1. Amplify their voice and figure out what the priorities are to help them excel in their positions. The C-Level often have, what I would call "Reporting blindness" - they are often very focussed on monitoring the workers before improving their work conditions. It helps to pour the knowledge of the workers into hard business numbers, to show the impact of their ideas to improve the businesses bottom line. As product managers we are in a unique position to do this, since user research and reporting to C-level helps us traverse these boundaries.

2. Since high job fluctuation is a major problem in these jobs - workers will often change employers every few months, and good workers in the segment are hard to come by - I am radically user centric.

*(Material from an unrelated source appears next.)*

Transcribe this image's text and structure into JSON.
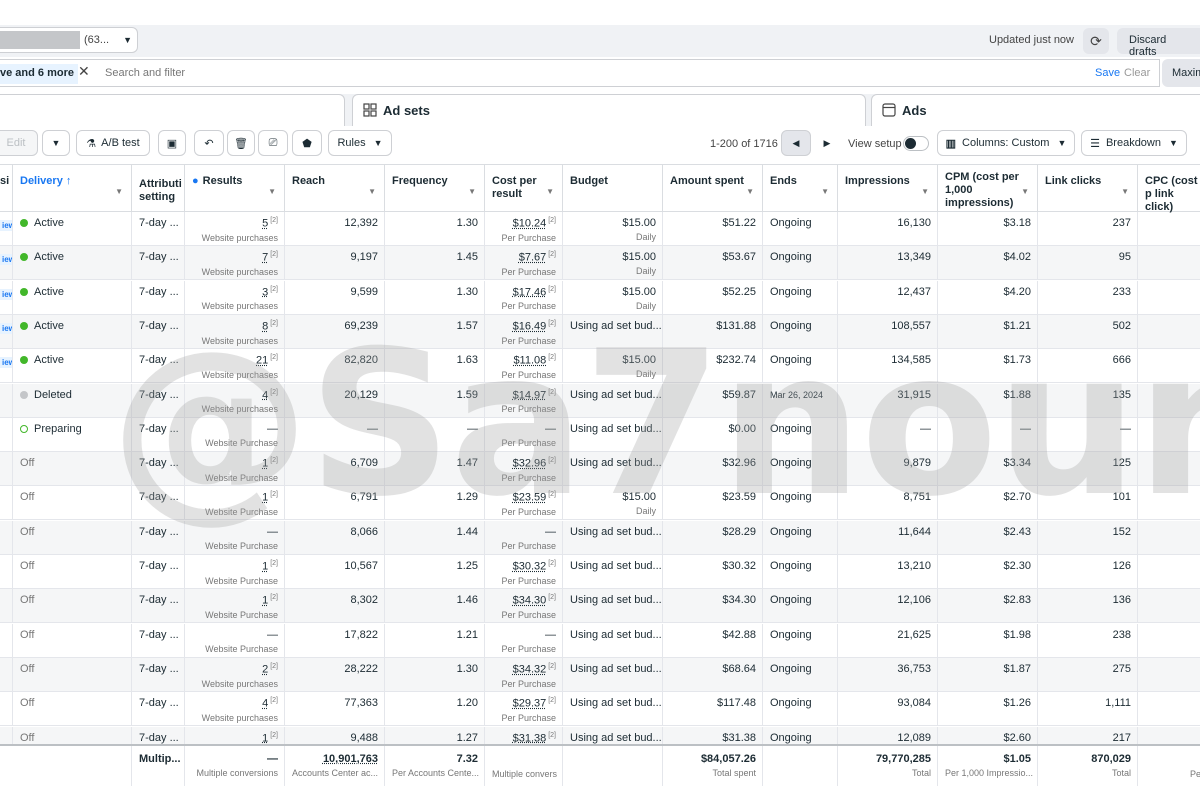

The tools I build need to be self-explanatory, they need to have excellent error handling and be usable without errors by users in high-stress situations. A lot of business applications do not full-fill these criteria currently, but I also see a shift toward these paradigms in the industry, and am excited to be apart of that change - Rebecca Cotton

Tech savviness ... Also sometimes needing more out of the box solutions versus areas of more technological complexity, where more flexibility and customisation can be enabled. - Judy Edmonds

Another member of the Group asked: For those of you with products targeting low-income folks (in US), do you find mobile apps to have more adoption or do you have better success with web apps? A question that was replied to by Ann Morey: Mobile web usually does better with this demographic. Low income folks in the United States often have smart phones with a really limited amount of memory, so they can't have very many apps on their phones.